Japan's Ministry of Health, Labour and Welfare held a meeting on May 22 [1] to discuss cybersecurity measures for medical institutions.

The gathering focused on the risks posed by a new AI system called Claude Mythos, which can detect system vulnerabilities with high precision. Because medical facilities handle sensitive patient data and critical infrastructure, the ability of an AI to rapidly identify security gaps increases the likelihood of targeted cyberattacks.
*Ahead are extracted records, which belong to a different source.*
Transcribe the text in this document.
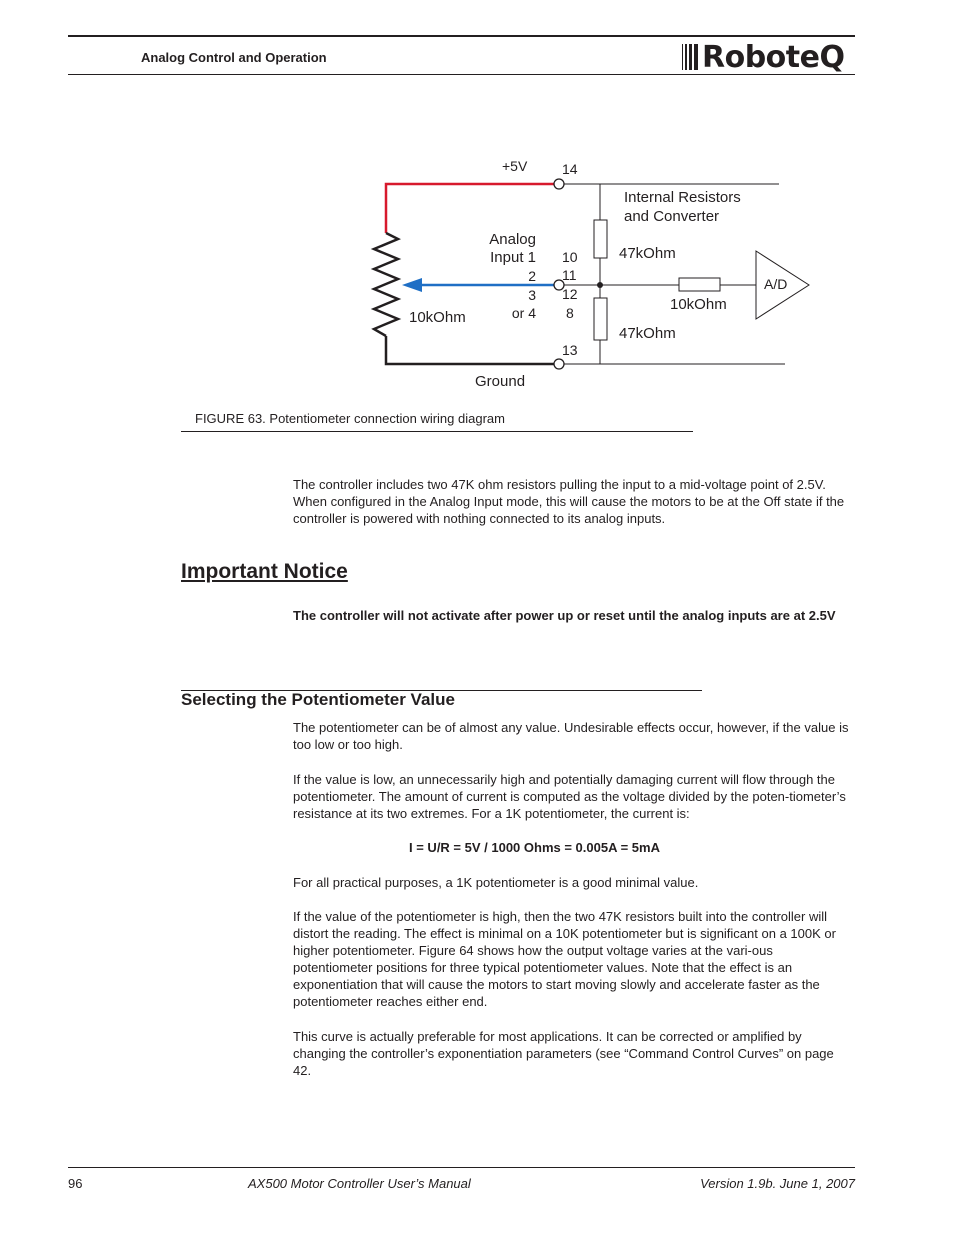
Analog Control and Operation	RoboteQ
+5V 14
Internal Resistors
and Converter
Analog
Input 1
2
3
or 4
10
11
12
8
47kOhm
47kOhm
A/D
10kOhm
10kOhm
13
Ground
FIGURE 63. Potentiometer connection wiring diagram
The controller includes two 47K ohm resistors pulling the input to a mid-voltage point of 2.5V. When configured in the Analog Input mode, this will cause the motors to be at the Off state if the controller is powered with nothing connected to its analog inputs.
Important Notice
The controller will not activate after power up or reset until the analog inputs are at 2.5V
Selecting the Potentiometer Value
The potentiometer can be of almost any value. Undesirable effects occur, however, if the value is too low or too high.
If the value is low, an unnecessarily high and potentially damaging current will flow through the potentiometer. The amount of current is computed as the voltage divided by the poten-tiometer’s resistance at its two extremes. For a 1K potentiometer, the current is:
I = U/R = 5V / 1000 Ohms = 0.005A = 5mA
For all practical purposes, a 1K potentiometer is a good minimal value.
If the value of the potentiometer is high, then the two 47K resistors built into the controller will distort the reading. The effect is minimal on a 10K potentiometer but is significant on a 100K or higher potentiometer. Figure 64 shows how the output voltage varies at the vari-ous potentiometer positions for three typical potentiometer values. Note that the effect is an exponentiation that will cause the motors to start moving slowly and accelerate faster as the potentiometer reaches either end.
This curve is actually preferable for most applications. It can be corrected or amplified by changing the controller’s exponentiation parameters (see “Command Control Curves” on page 42.
96	AX500 Motor Controller User’s Manual	Version 1.9b. June 1, 2007
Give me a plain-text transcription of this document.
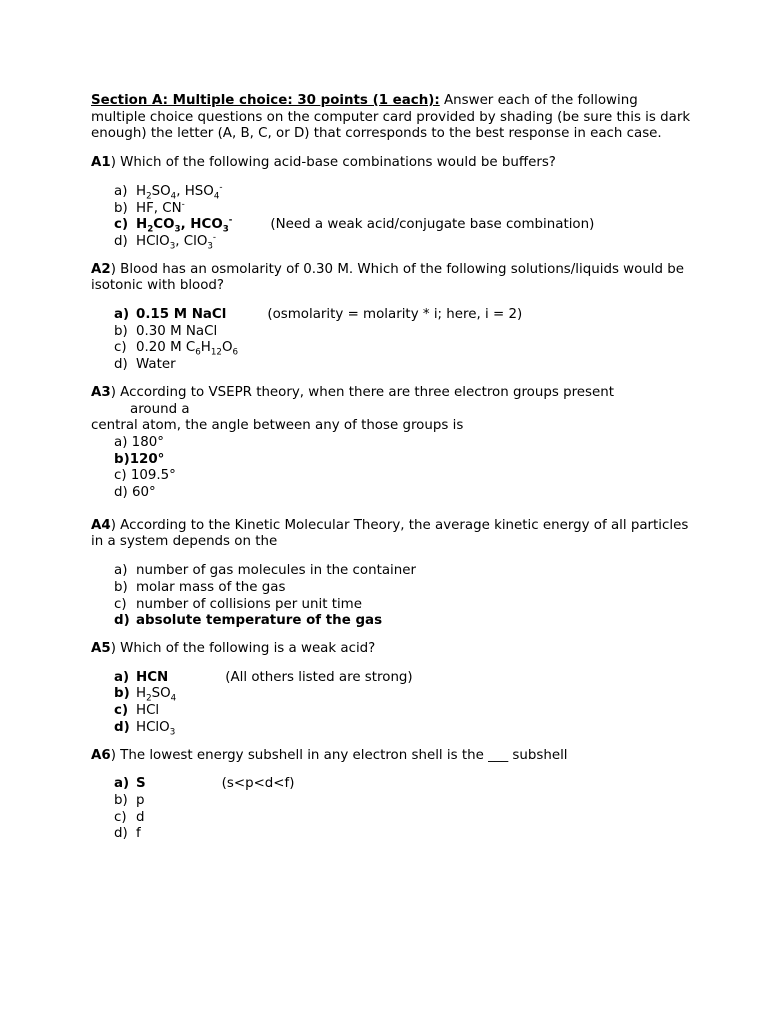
Section A: Multiple choice: 30 points (1 each): Answer each of the following multiple choice questions on the computer card provided by shading (be sure this is dark enough) the letter (A, B, C, or D) that corresponds to the best response in each case.

A1) Which of the following acid-base combinations would be buffers?
a) $H_2SO_4$, $HSO_4^-$
b) HF, CN-
c) $H_2CO_3$, $HCO_3^-$	(Need a weak acid/conjugate base combination)
d) HClO$_3$, ClO$_3$-
A2) Blood has an osmolarity of 0.30 M. Which of the following solutions/liquids would be isotonic with blood?
a) 0.15 M NaCl	(osmolarity = molarity * i; here, i = 2)
b) 0.30 M NaCl
c) 0.20 M $C_6H_{12}O_6$
d) Water
A3) According to VSEPR theory, when there are three electron groups present
around a
central atom, the angle between any of those groups is
a) 180°
b)120°
c) 109.5°
d) 60°
A4) According to the Kinetic Molecular Theory, the average kinetic energy of all particles in a system depends on the
a) number of gas molecules in the container
b) molar mass of the gas
c) number of collisions per unit time
d) absolute temperature of the gas
A5) Which of the following is a weak acid?
a) HCN	(All others listed are strong)
b) $H_2SO_4$
c) HCl
d) HClO$_3$
A6) The lowest energy subshell in any electron shell is the ___ subshell
a) S	(s<p<d<f)
b) p
c) d
d) f
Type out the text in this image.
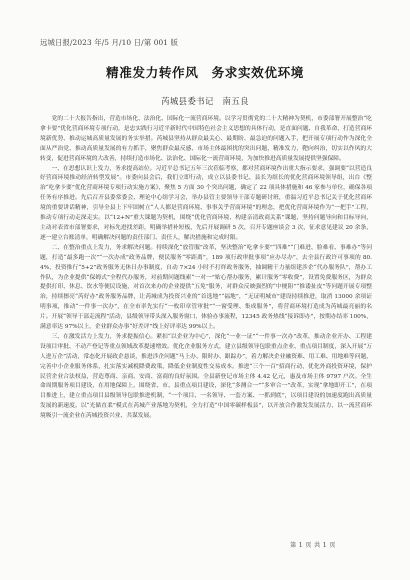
远城日报/2023 年/5 月/10 日/第 001 版
精准发力转作风　务求实效优环境
芮城县委书记　南五良

党的二十大报告指出，营造市场化、法治化、国际化一流营商环境。以学习贯彻党的二十大精神为契机，市委部署开展整治“吃拿卡要”优化营商环境专项行动，是忠实践行习近平新时代中国特色社会主义思想的具体行动，是直面问题、自我革命，打造营商环境新优势、推动运城高质量发展的务实举措。芮城县坚持从群众最关心、最期盼、最急迫的问题入手，把开展专项行动作为深化全面从严治党、推动高质量发展的有力抓手，聚焦群众最反感、市场主体最困扰的突出问题，精准发力，靶向纠治，切实以作风的大转变，促进营商环境的大改善，持续打造市场化、法治化、国际化一流营商环境，为加快推进高质量发展提供坚强保障。

一、在思想认识上发力，务求提高站位。习近平总书记五年三次莅临考察，都对营商环境作出重大指示要求，强调要“以营造良好营商环境推动经济转型发展”。市委向县会后，我们立即行动，成立以县委书记、县长为组长的优化营商环境领导组，出台《整治“吃拿卡要”优化营商环境专项行动实施方案》，聚焦 5 方面 30 个突出问题，确定了 22 项具体措施和 46 家参与单位，确保各项任务有序推进。先后召开县委常委会、理论中心组学习会，举办县管主要领导干部专题研讨班，重温习近平总书记关于优化营商环境的重要讲话精神，引导全县上下牢固树立“人人都是营商环境、事事关乎营商环境”的理念，把优化营商环境作为“一把手”工程，推动专项行动走深走实。以“12+N”重大课题为契机，围绕“优化营商环境、构建亲清政商关系”课题，坚持问题导向和目标导向，主动对表省市部署要求，对标先进找差距，明确举措补短板，先后开展调研 5 次，召开专题座谈会 3 次，征求意见建议 20 余条，逐一建立台账清单，明确解决问题的责任部门、责任人，解决措施和完成时限。

二、在整治重点上发力，务求解决问题。持续深化“放管服”改革，坚决整治“吃拿卡要”“四难”“门难进、脸难看、事难办”等问题，打造“最多跑一次”“一次办成”政务品牌，便民服务“零距离”，189 项行政审批事项“应办尽办”，去全县行政许可事项的 80.4%，投资推行“5+2”政务服务无休日办事制度，自动 7×24 小时不打烊政务服务，抽调精干力量组建涉企“代办服务队”，帮办工作队，为企业提供“保姆式”全程代办服务，对前期问题线索“一对一”贴心帮办服务，累计服务“零收费”，设置免费服务区，为群众提供打印、休息、饮水等便民设施，对首次来办的企业提供“五免”服务，对群众反映强烈的“中梗阻”“推诿扯皮”等问题开展专项整治，持续擦亮“芮好办”政务服务品牌，让芮城成为投资兴业的“首选地”“福地”，“无证明城市”建设持续推进，取消 13000 余项证明事项，推动“一件事一次办”，在全市率先实行“一枚印章管审批”“一窗受理、集成服务”，将营商环境打造成为芮城最亮丽的名片。开展“领导干部走流程”活动，县级领导带头深入服务窗口，体验办事流程，12345 政务热线“接诉即办”，按期办结率 100%，满意率达 97%以上，企业群众办事“好差评”线上好评率达 99%以上。

三、在激发活力上发力，务求提振信心。紧扣“以企业为中心”，深化“一业一证”“一件事一次办”改革，推动企业开办、工程建设项目审批、不动产登记等重点领域改革提速增效。优化企业服务方式，建立县级领导包联重点企业、重点项目制度，深入开展“万人进万企”活动，常态化开展政企恳谈，推进涉企问题“马上办、限时办、跟踪办”，着力解决企业融资难、用工难、用地难等问题，完善中小企业服务体系，扎实落实减税降费政策，降低企业制度性交易成本。推进“三个一百”招商行动，优化外商投资环境，保护民营企业合法权益，营造尊商、亲商、安商、富商的良好氛围。全县新登记市场主体 4.42 亿元，惠及市场主体 9797 户次。全生命周期服务项目建设，在用地保障上，围绕省、市、县重点项目建设，深化“多测合一”“多审合一”改革，实现“拿地即开工”，在项目推进上，建立重点项目县级领导包联推进机制，“一个项目、一名领导、一套方案、一抓到底”，以项目建设的加速度跑出高质量发展的新速度。以“光储直柔”模式在芮城产业落地为契机，全力打造“中国零碳样板县”，以开放合作激发发展活力，以一流营商环境吸引一流企业在芮城投资兴业、共谋发展。

第 1 页 共 1 页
Health Minister Kenichiro Ueno said that the ministry intends to re-examine basic cybersecurity measures in the medical field and promptly implement necessary responses [1]. The concern stems from the AI's capacity to uncover flaws that have remained hidden for decades. In one instance, an AI discovered several thousand vulnerabilities [3] that had gone undetected for 27 years [3].

The Japanese government is coordinating a multi-sector response to these frontier AI threats. Minister Matsumoto, the minister in charge of cyber security, said that the government as a whole will increase its efforts to build resilience at the world's highest level [2].

Parallel actions are being taken in the financial sector. Minister Katayama, the minister in charge of financial services, said that the Financial Services Agency is issuing requests to financial institutions to take short-term actions based on the changing threats posed by frontier AI [2].

These coordinated efforts across health and finance suggest a shift in how the Japanese government views AI-driven threats. Rather than treating cybersecurity as a static defense, officials are now treating it as a dynamic race against automated discovery tools.

"...firstly, I would like to re-examine basic cybersecurity measures in the medical field and promptly proceed with the necessary responses," said Health Minister Kenichiro Ueno.

The emergence of Claude Mythos represents a paradigm shift in cyber warfare where the 'discovery phase' of an attack is automated and accelerated. By identifying thousands of long-standing vulnerabilities in a short window, AI removes the traditional time-barrier that protected legacy systems in healthcare and finance, forcing governments to move toward a continuous, real-time patching model to avoid systemic failure.